Diet coke & mars bars is a tad extreme isn't it.

But if that was literally all they would eat presumably you would be going to the doctors very concerned and to suggest giving them hand milled oats topped with fruit would be pointless wouldn't it?

Mintyy · 13/06/2014 09:11

"Offering healthy food is always, always going to be best. The less processed the better. Prepared from scratch and not out of a jar. I would be surprised if anyone ever criticises that. The criticism here relates to the belief that all children who are fussy eaters are fussy because they are pandered to and their parents are lazy."

Quite. The smuggery on this thread is unbearable, even for Mumsnet standards.

And, whilst I concede that maybe our children will be the first generation to die younger than their parents (due to the obesity epidemic) am I wrong about the fact that life expectancy has risen and continues to rise at the moment, so that now we are living longer than ever before?

10,000 years ago life expectancy was somewhere in the 40s was it not?
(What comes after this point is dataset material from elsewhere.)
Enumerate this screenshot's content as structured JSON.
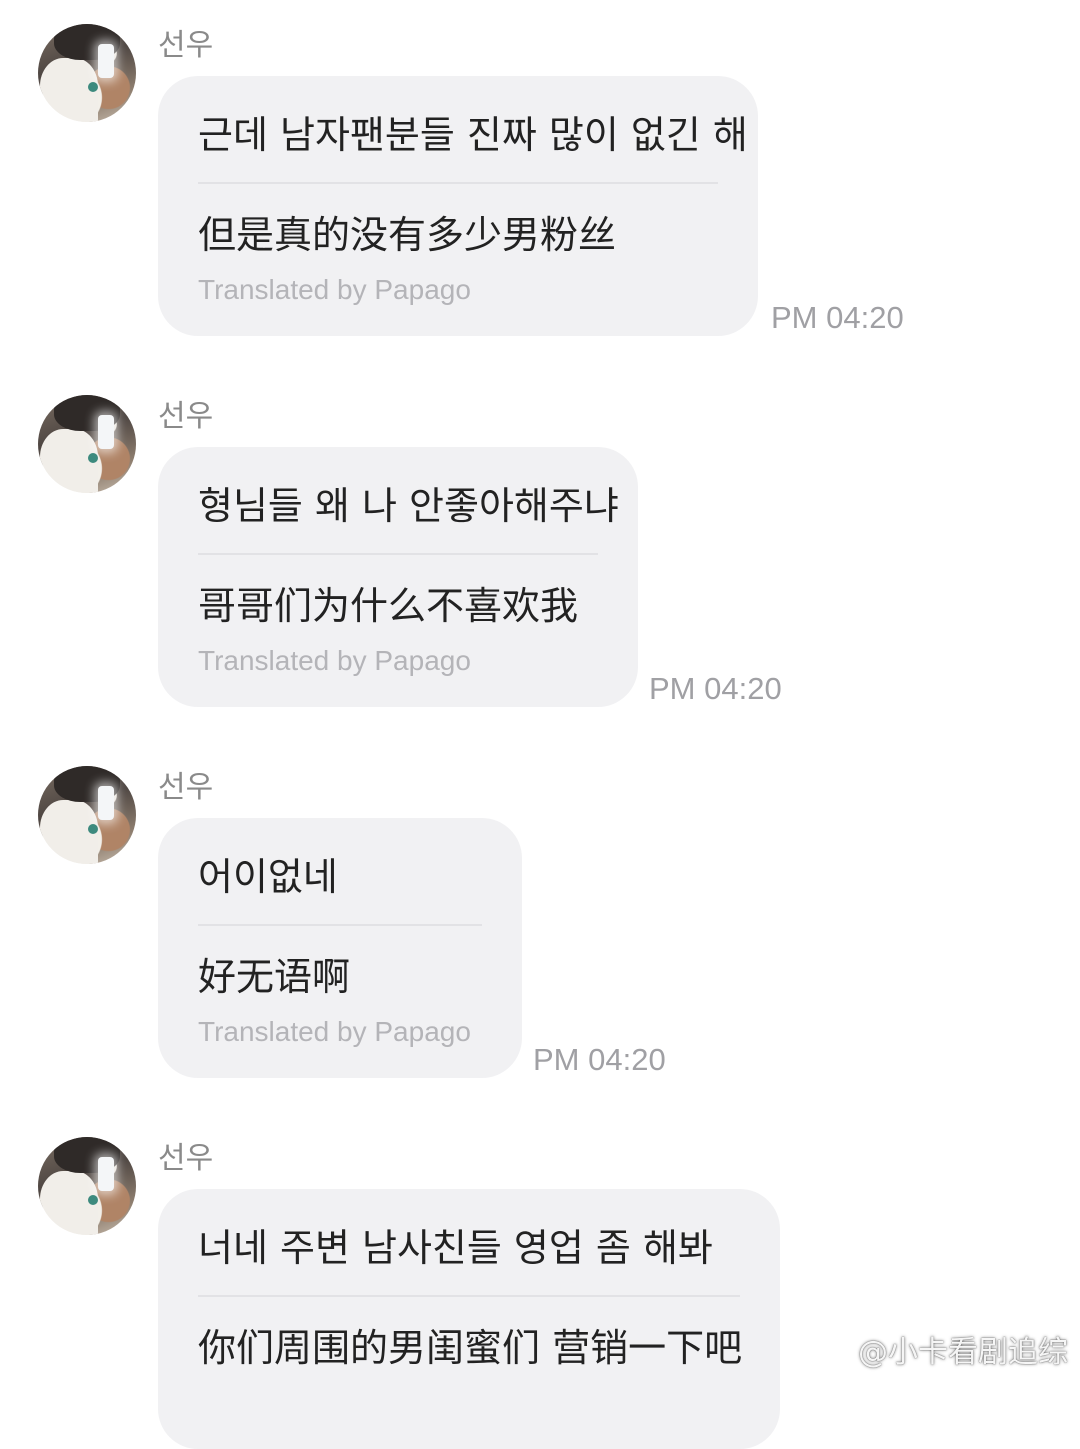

HaroldLloyd · 13/06/2014 09:12

Hazey don't get upset, some people just don't understand as they have never been there Thanks

Mintyy · 13/06/2014 09:16

I just can't stand it when person A says "this is my experience" and person B says "nonsense. full stop." It is such a deeply unintelligent thing to do.

lljkk · 13/06/2014 09:16

I'd be delighted if DC would even eat cereal!! They prefer equally processed food (bread, bagels, tortillas, but only British produced, not when abroad). I usually think only of youngest as fussy, raise enough children & eventually one of them will be a fusspot.

Throughthelongnight · 13/06/2014 09:23

I agree mintyy, but surely it goes both ways. The cornichon poster simply said what her dcs had for breakfast and was jumped on.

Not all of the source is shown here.